La société Gulfcam est une société de droit étranger, dont le siège social est établi à [Localité 6] (Cameroun). Elle est titulaire d’un compte bancaire portant le n° [XXXXXXXXXX01], ouvert dans les livres de la Banque Gabonaise et Française Internationale (BGFI Bank Cameroun).
Elle expose que dans le cadre de l’exploitation de son activité commerciale, elle est entrée en relation d’affaires avec la société Petroleum Energy Gas, ” PEG “, en vue de la fourniture de produits pétroliers, dans le cadre d’un ” Sales and Purchase Agreement “, signé entre les parties en date du 20 juin 2019.
Elle fait valoir que le 8 décembre 2019 un virement bancaire d’un montant de 1.497.787,02 euros a été débité de son compte bancaire en faveur d’une destinataire inconnu et sans qu’elle en ait donné l’ordre.
Faisant valoir qu’il ressort des données probantes du bordereau d’exécution du virement que la Qatar National Bank est l’établissement bancaire qui a accueilli le montant litigieux, la société Gulfam l’a fait citer par acte du 28 février 2023 devant le juge des référés du tribunal de commerce de Paris aux fins de :
– ordonner à la société Qatar National Bank de communiquer à la société Gulfcam, sous astreinte journalières de 1.500 euros :
– l’identité complète du bénéficiaire final du virement d’un montant de 1.497.787,83 euros exécuté par débit non consenti et frauduleux du compte bancaire professionnel n° [XXXXXXXXXX01] dont est titulaire la demanderesse ;
– le relevé d’identité bancaire du compte bancaire domicilié à la Qatar National Bank ayant accueilli le virement dont question, opéré au préjudice de la société Gulfcam ;
– les précisions quant à ce qu’il est advenu des fonds ainsi distraits ;
– dire et juger qu’il serait inéquitable de laisser à la charge de la société Gulfcam les frais exposés aux fins de défendre ses intérêts ;
et en conséquence :
– condamner la société Qatar National Bank au paiement de la somme de 12.000 euros au titre de l’article 700 du code de procédure civile ;
– condamner la société Qatar National Bank aux entiers dépens de l’instance, dont distraction au profit de Maître Njifoutahouo-Wouochawhouo Abubekr, Avocat aux offres de droit, en application des dispositions de l’article 699 du code de procédure civile.

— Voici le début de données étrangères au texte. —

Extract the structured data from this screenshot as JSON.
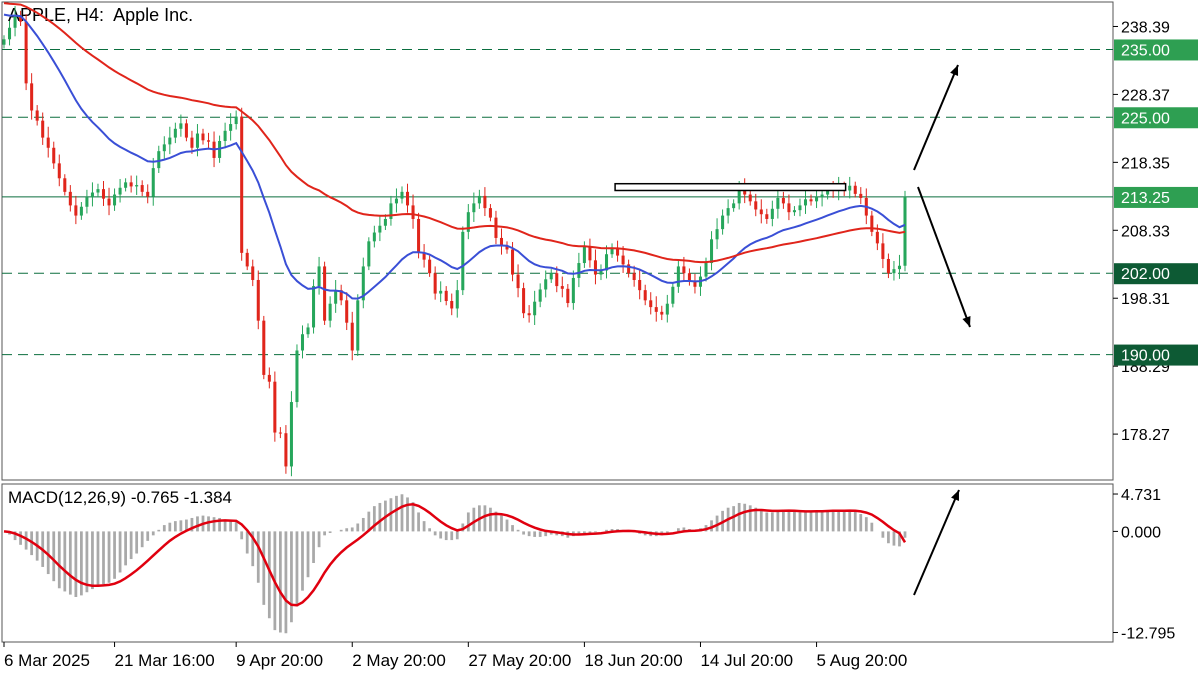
{
  "header": {
    "symbol": "APPLE, H4:",
    "name": "Apple Inc.",
    "macd_label": "MACD(12,26,9)",
    "macd_values": "-0.765 -1.384"
  },
  "colors": {
    "bull": "#26a65b",
    "bear": "#e0251b",
    "ma_fast": "#3a4fd6",
    "ma_slow": "#e0251b",
    "level_line": "#0b6e3f",
    "level_box": "#2e9f52",
    "level_box_dark": "#0d5a34",
    "macd_hist": "#a9a9a9",
    "macd_signal": "#e0000f",
    "grid": "#d0d0d0"
  },
  "chart_data": [
    {
      "type": "candlestick",
      "title": "APPLE, H4: Apple Inc.",
      "y_ticks": [
        "238.39",
        "228.37",
        "218.35",
        "208.33",
        "198.31",
        "188.29",
        "178.27"
      ],
      "ylim": [
        171.5,
        242.0
      ],
      "x_ticks": [
        "6 Mar 2025",
        "21 Mar 16:00",
        "9 Apr 20:00",
        "2 May 20:00",
        "27 May 20:00",
        "18 Jun 20:00",
        "14 Jul 20:00",
        "5 Aug 20:00"
      ],
      "levels": [
        {
          "value": 235.0,
          "label": "235.00",
          "style": "dashed"
        },
        {
          "value": 225.0,
          "label": "225.00",
          "style": "dashed"
        },
        {
          "value": 213.25,
          "label": "213.25",
          "style": "solid"
        },
        {
          "value": 202.0,
          "label": "202.00",
          "style": "dashed",
          "dark": true
        },
        {
          "value": 190.0,
          "label": "190.00",
          "style": "dashed",
          "dark": true
        }
      ],
      "resistance_box": {
        "from_candle": 112,
        "to_candle": 149,
        "low": 214.2,
        "high": 215.2
      },
      "closes": [
        236.5,
        238.2,
        240.0,
        239.1,
        230.0,
        226.0,
        224.5,
        222.0,
        220.5,
        218.2,
        216.0,
        214.0,
        212.0,
        210.5,
        211.8,
        213.2,
        213.9,
        214.4,
        213.0,
        212.0,
        213.6,
        214.6,
        215.4,
        214.8,
        215.0,
        214.0,
        213.3,
        217.5,
        220.0,
        221.0,
        222.0,
        223.3,
        224.1,
        222.0,
        220.5,
        222.6,
        221.6,
        221.4,
        219.0,
        221.5,
        223.0,
        224.0,
        225.1,
        205.0,
        203.0,
        201.0,
        195.0,
        187.0,
        186.0,
        178.5,
        178.4,
        173.5,
        183.0,
        190.6,
        193.0,
        194.0,
        200.1,
        203.0,
        195.0,
        197.5,
        199.5,
        198.0,
        194.7,
        190.6,
        198.0,
        203.0,
        206.7,
        208.0,
        209.0,
        210.0,
        212.3,
        213.0,
        214.0,
        212.0,
        210.0,
        205.0,
        204.0,
        202.0,
        199.0,
        199.4,
        197.9,
        196.8,
        199.5,
        208.1,
        211.0,
        212.3,
        213.4,
        211.6,
        210.2,
        207.2,
        206.0,
        205.5,
        201.8,
        199.8,
        196.1,
        195.8,
        197.8,
        199.6,
        201.1,
        202.0,
        200.1,
        199.7,
        197.6,
        201.3,
        203.5,
        205.9,
        203.9,
        201.8,
        202.4,
        204.8,
        205.8,
        204.6,
        203.3,
        202.0,
        201.0,
        199.5,
        198.0,
        197.0,
        196.3,
        195.9,
        197.5,
        200.0,
        203.0,
        202.0,
        200.8,
        200.0,
        201.5,
        203.5,
        207.0,
        208.5,
        210.5,
        211.6,
        212.3,
        214.6,
        213.6,
        212.6,
        211.4,
        210.7,
        210.0,
        211.5,
        213.1,
        212.3,
        211.0,
        211.3,
        212.0,
        212.9,
        212.6,
        213.2,
        213.6,
        214.4,
        214.2,
        214.6,
        214.2,
        214.9,
        213.7,
        213.1,
        210.5,
        208.1,
        206.4,
        204.1,
        202.0,
        202.6,
        203.1,
        213.25
      ],
      "macd_ticks": [
        "4.731",
        "0.000",
        "-12.795"
      ],
      "macd_ylim": [
        -14.0,
        6.0
      ],
      "macd_values": [
        0.0,
        -0.4,
        -1.1,
        -1.7,
        -2.3,
        -3.0,
        -3.7,
        -4.5,
        -5.4,
        -6.3,
        -7.2,
        -7.6,
        -8.0,
        -8.3,
        -8.1,
        -7.7,
        -7.3,
        -6.9,
        -6.7,
        -6.5,
        -6.0,
        -5.2,
        -4.3,
        -3.5,
        -2.8,
        -2.0,
        -1.2,
        -0.5,
        0.2,
        0.8,
        1.1,
        1.3,
        1.4,
        1.5,
        1.7,
        1.9,
        2.0,
        1.9,
        1.8,
        1.7,
        1.5,
        1.3,
        1.2,
        -1.0,
        -2.8,
        -4.4,
        -6.5,
        -9.3,
        -11.0,
        -12.5,
        -12.8,
        -12.9,
        -11.5,
        -9.5,
        -7.5,
        -5.8,
        -4.0,
        -2.0,
        -0.5,
        -0.2,
        0.0,
        0.2,
        0.4,
        0.5,
        1.0,
        1.7,
        2.5,
        3.2,
        3.6,
        3.9,
        4.2,
        4.5,
        4.7,
        4.3,
        3.7,
        2.4,
        1.3,
        0.4,
        -0.5,
        -0.9,
        -1.1,
        -1.1,
        -1.0,
        1.0,
        2.4,
        3.0,
        3.3,
        3.3,
        3.0,
        2.5,
        2.0,
        1.5,
        0.8,
        0.2,
        -0.4,
        -0.6,
        -0.7,
        -0.7,
        -0.6,
        -0.4,
        -0.5,
        -0.6,
        -0.8,
        -0.6,
        -0.4,
        -0.2,
        -0.2,
        -0.1,
        0.0,
        0.2,
        0.3,
        0.3,
        0.2,
        0.1,
        -0.1,
        -0.3,
        -0.5,
        -0.6,
        -0.6,
        -0.5,
        -0.2,
        0.0,
        0.4,
        0.5,
        0.3,
        0.2,
        0.4,
        0.8,
        1.4,
        2.0,
        2.6,
        3.0,
        3.2,
        3.6,
        3.5,
        3.3,
        3.0,
        2.7,
        2.4,
        2.4,
        2.6,
        2.7,
        2.7,
        2.5,
        2.4,
        2.4,
        2.5,
        2.6,
        2.6,
        2.7,
        2.7,
        2.7,
        2.6,
        2.7,
        2.5,
        2.2,
        1.8,
        1.1,
        0.0,
        -0.8,
        -1.5,
        -1.8,
        -1.9,
        -0.8
      ],
      "macd_signal_last": -1.384
    }
  ]
}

Par ordonnance contradictoire du 06 avril 2023, le juge des référés du tribunal de commerce de Paris, a :
– ordonné à la société Qatar National Bank de communiquer à la société Gulfcam, sous astreinte de 1.500 euros par jour de retard, à compter du 15ème jour suivant le prononcé de l’ordonnance et pendant une durée de 30 jours :
– l’identité complète du bénéficiaire final du virement d’un montant de 1.497.787,83 euros exécuté par débit non consenti et frauduleux du compte bancaire professionnel n° [XXXXXXXXXX01] dont est titulaire la demanderesse ;
– le relevé d’identité bancaire du compte bancaire domicilié à la Qatar National Bank ayant accueilli le virement dont question, opéré au préjudice de la société Gulfcam ;
– les précisions quant à ce qu’il est advenu des fonds ainsi distraits ;
– condamné la société Qatar National Bank à payer à la société Gulfcam, la somme de 5.000 euros à titre d’indemnité sur le fondement de l’article 700 du code de procédure civile ;
– condamné la société Qatar National Bank, société de droit étranger aux dépens de l’instance, dont ceux à recouvrer par le greffe liquidés à la somme de 41,93 euros TTC dont 6,78 euros de TVA.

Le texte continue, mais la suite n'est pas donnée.